Theme 2 Objectives:
- Pipeline combining computation and dimensionality reduction to dramatically reduce the data flow off the sensor
- Adaptable feature extraction, integrated with Thrust 3
- Multi-layer: analog feature extraction (AFE) followed by digital feature processing (DFP)
- Multi-modal: features are fused at the digital output
- Fundamentals: what are the theoretical limits of a given feature extraction architecture?
Theme 2 Highlights
Task 2.1: Quantization Compensation in Feature Extraction
Task 2.2: Analog CIM Chip Design for Broadband Digital Beamforming
We’ve successfully taped out BeamCIM, a cutting-edge mixed-signal Compute-In-Memory (CIM) accelerator optimized for beamforming applications. BeamCIM leverages Linear Embedding (LE) techniques to efficiently transform high-dimensional input data into compact, lower-dimensional features, enabling fast and power-efficient beamforming performance. Designed for next-generation signal processing tasks, BeamCIM pushes the boundaries of speed, scalability, and system integration.
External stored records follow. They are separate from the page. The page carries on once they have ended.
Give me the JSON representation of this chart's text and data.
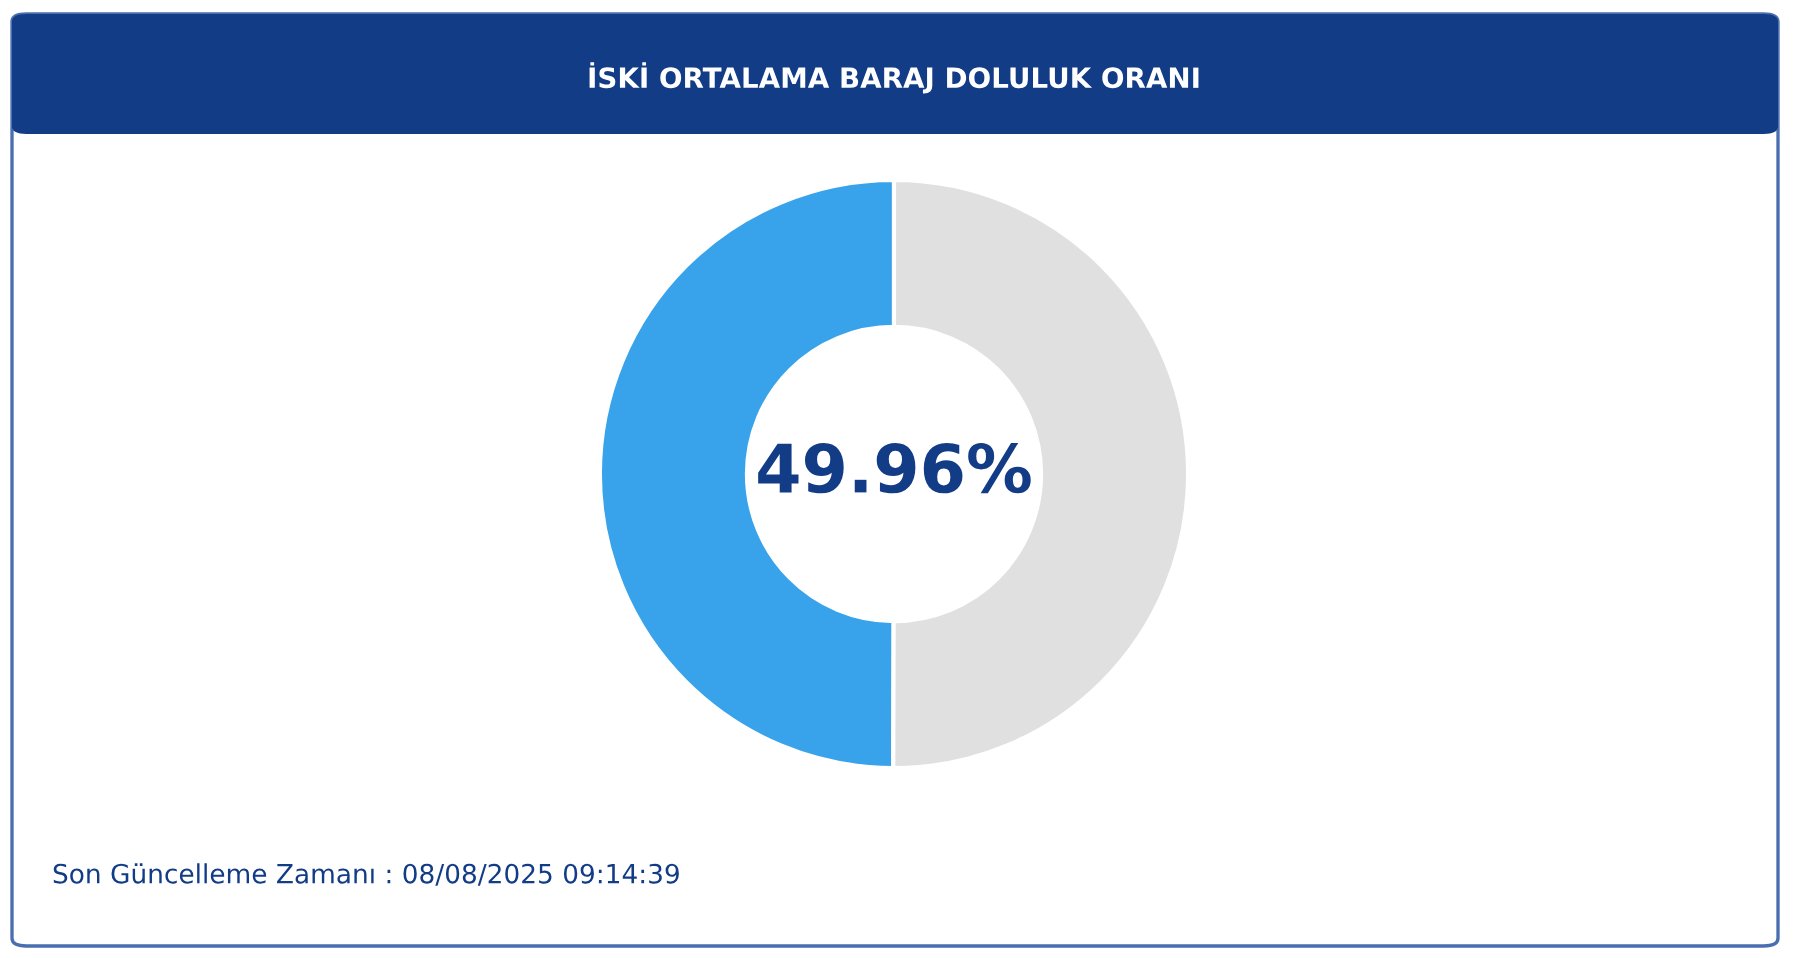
{
  "chart_data": {
    "type": "donut",
    "title": "İSKİ ORTALAMA BARAJ DOLULUK ORANI",
    "categories": [
      null,
      null
    ],
    "values": [
      49.96,
      50.04
    ],
    "colors": [
      "#38a3ea",
      "#e0e0e0"
    ],
    "value_labels": [
      "49.96%",
      null
    ],
    "legend": false,
    "annotations": [
      "Son Güncelleme Zamanı : 08/08/2025 09:14:39"
    ]
  }
}
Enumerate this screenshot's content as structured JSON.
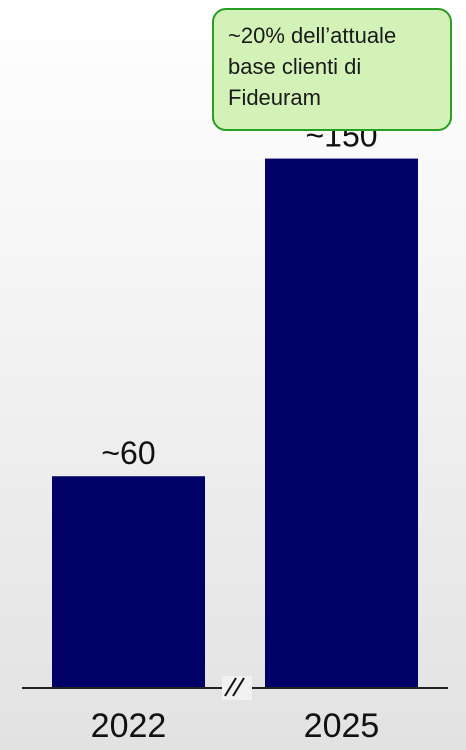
{
  "chart_data": {
    "type": "bar",
    "categories": [
      "2022",
      "2025"
    ],
    "values": [
      60,
      150
    ],
    "value_labels": [
      "~60",
      "~150"
    ],
    "title": "",
    "xlabel": "",
    "ylabel": "",
    "ylim": [
      0,
      170
    ],
    "axis_break": true,
    "grid": false,
    "annotation": {
      "text": "~20% dell’attuale\nbase clienti di\nFideuram",
      "target_category": "2025"
    },
    "colors": {
      "bar": "#000066",
      "callout_fill": "#d3f2b8",
      "callout_border": "#2a9d24",
      "axis": "#222222"
    }
  }
}
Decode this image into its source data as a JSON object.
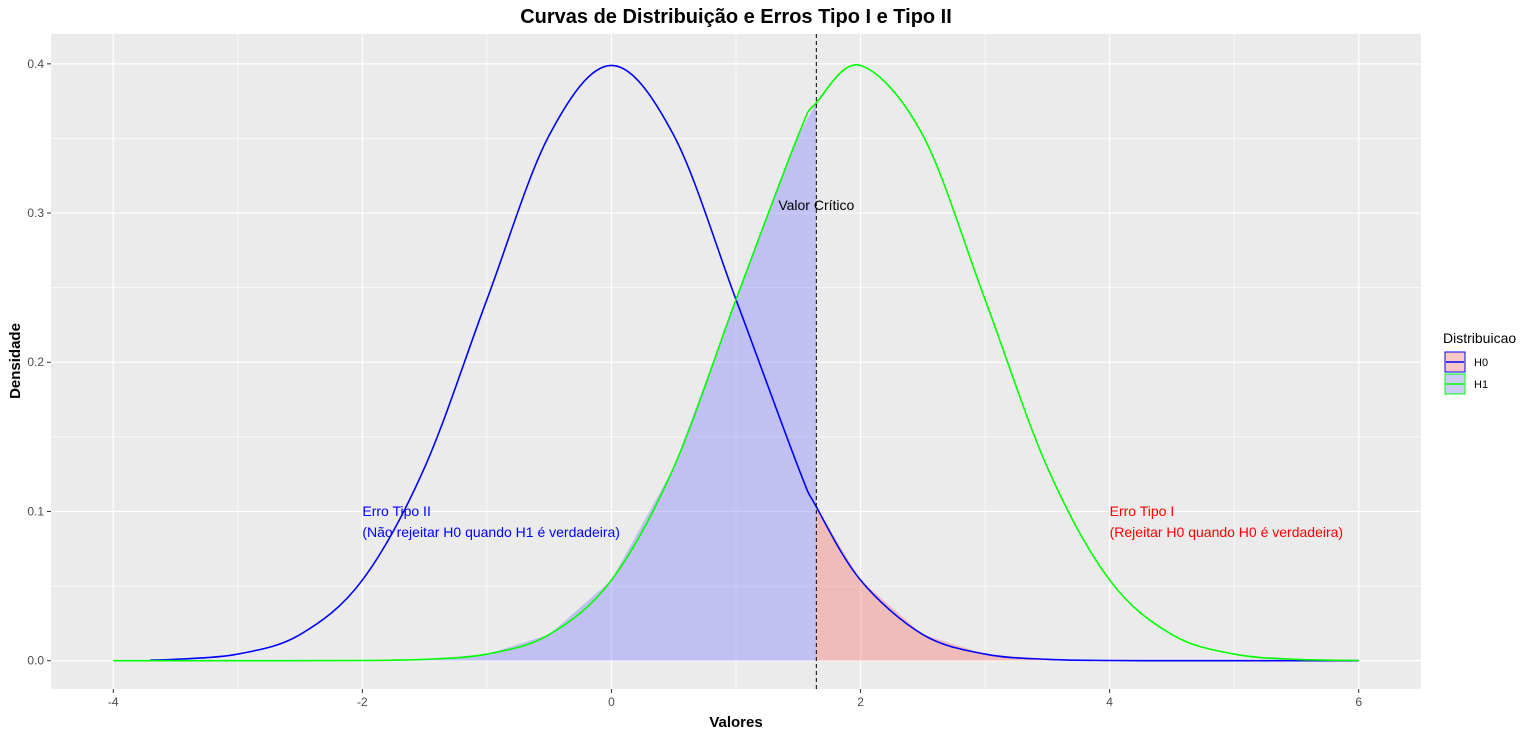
{
  "chart_data": {
    "type": "area",
    "title": "Curvas de Distribuição e Erros Tipo I e Tipo II",
    "xlabel": "Valores",
    "ylabel": "Densidade",
    "xlim": [
      -4.5,
      6.5
    ],
    "ylim": [
      -0.019,
      0.42
    ],
    "x_ticks": [
      -4,
      -2,
      0,
      2,
      4,
      6
    ],
    "x_tick_labels": [
      "-4",
      "-2",
      "0",
      "2",
      "4",
      "6"
    ],
    "y_ticks": [
      0.0,
      0.1,
      0.2,
      0.3,
      0.4
    ],
    "y_tick_labels": [
      "0.0",
      "0.1",
      "0.2",
      "0.3",
      "0.4"
    ],
    "grid": true,
    "legend_position": "right",
    "legend_title": "Distribuicao",
    "series": [
      {
        "name": "H0",
        "color": "#0000ff",
        "fill": "#f8766d",
        "x": [
          -3.7,
          -3.5,
          -3.0,
          -2.5,
          -2.0,
          -1.5,
          -1.0,
          -0.5,
          0.0,
          0.5,
          1.0,
          1.5,
          1.645,
          2.0,
          2.5,
          3.0,
          3.5,
          4.0,
          4.5,
          5.0,
          5.5,
          6.0
        ],
        "y": [
          0.0004,
          0.0009,
          0.0044,
          0.0175,
          0.054,
          0.1295,
          0.242,
          0.3521,
          0.3989,
          0.3521,
          0.242,
          0.1295,
          0.1031,
          0.054,
          0.0175,
          0.0044,
          0.0009,
          0.0001,
          0.0,
          0.0,
          0.0,
          0.0
        ]
      },
      {
        "name": "H1",
        "color": "#00ff00",
        "fill": "#7f7fff",
        "x": [
          -4.0,
          -3.0,
          -2.0,
          -1.5,
          -1.0,
          -0.5,
          0.0,
          0.5,
          1.0,
          1.5,
          1.645,
          2.0,
          2.5,
          3.0,
          3.5,
          4.0,
          4.5,
          5.0,
          5.5,
          6.0
        ],
        "y": [
          0.0,
          0.0,
          0.0001,
          0.0009,
          0.0044,
          0.0175,
          0.054,
          0.1295,
          0.242,
          0.3521,
          0.3739,
          0.3989,
          0.3521,
          0.242,
          0.1295,
          0.054,
          0.0175,
          0.0044,
          0.0009,
          0.0001
        ]
      }
    ],
    "critical_value": 1.645,
    "critical_label": "Valor Crítico",
    "annotations": [
      {
        "lines": [
          "Erro Tipo II",
          "(Não rejeitar H0 quando H1 é verdadeira)"
        ],
        "x": -2.0,
        "y": 0.097,
        "color": "#0000ff"
      },
      {
        "lines": [
          "Erro Tipo I",
          "(Rejeitar H0 quando H0 é verdadeira)"
        ],
        "x": 4.0,
        "y": 0.097,
        "color": "#ff0000"
      }
    ]
  }
}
Continued Task 2.2: Hybrid Slepian Beamformer Overview
- ADC reduction without beam squinting errors
- MAC and ADC co-design improves power and area efficiency
- Simplified multi-phase clock-generation for scalability
- Fabricated in 28-nm CMOS, 8-element, 2-beam receiver with 7.8 mW and 0.02 mm2 / beam
Task 2.3: Adaptive Multi-Modal Sensor Fusion
Objectives: Deep learning driven, adaptive lidar/radar/video sensor fusion with data and/or complexity reduction.
Current Accomplishments:
Task 2.4: A 22nm 9.51 TOPS/W HTNN Processor with 2MB MRAM
We developed the first structured-sparse Walsh-Hadamard NN processor with on-chip MRAM, enabling compact, energy-efficient radar inference. Demonstrated on a Cognisense radar workload, the chip integrates a specialized architecture and memory system optimized for sparse-orthogonal computations.
To address MRAM’s leakage and read energy, we use layer-wise power gating and a multi-clocked weight cache, achieving 9.51 TOPS/W at 33% weight density. When applied to a ChirpNet-style radar model, our transform layer delivers 2.4× better performance and 2.1× energy efficiency over recent CNN baselines—with no accuracy loss.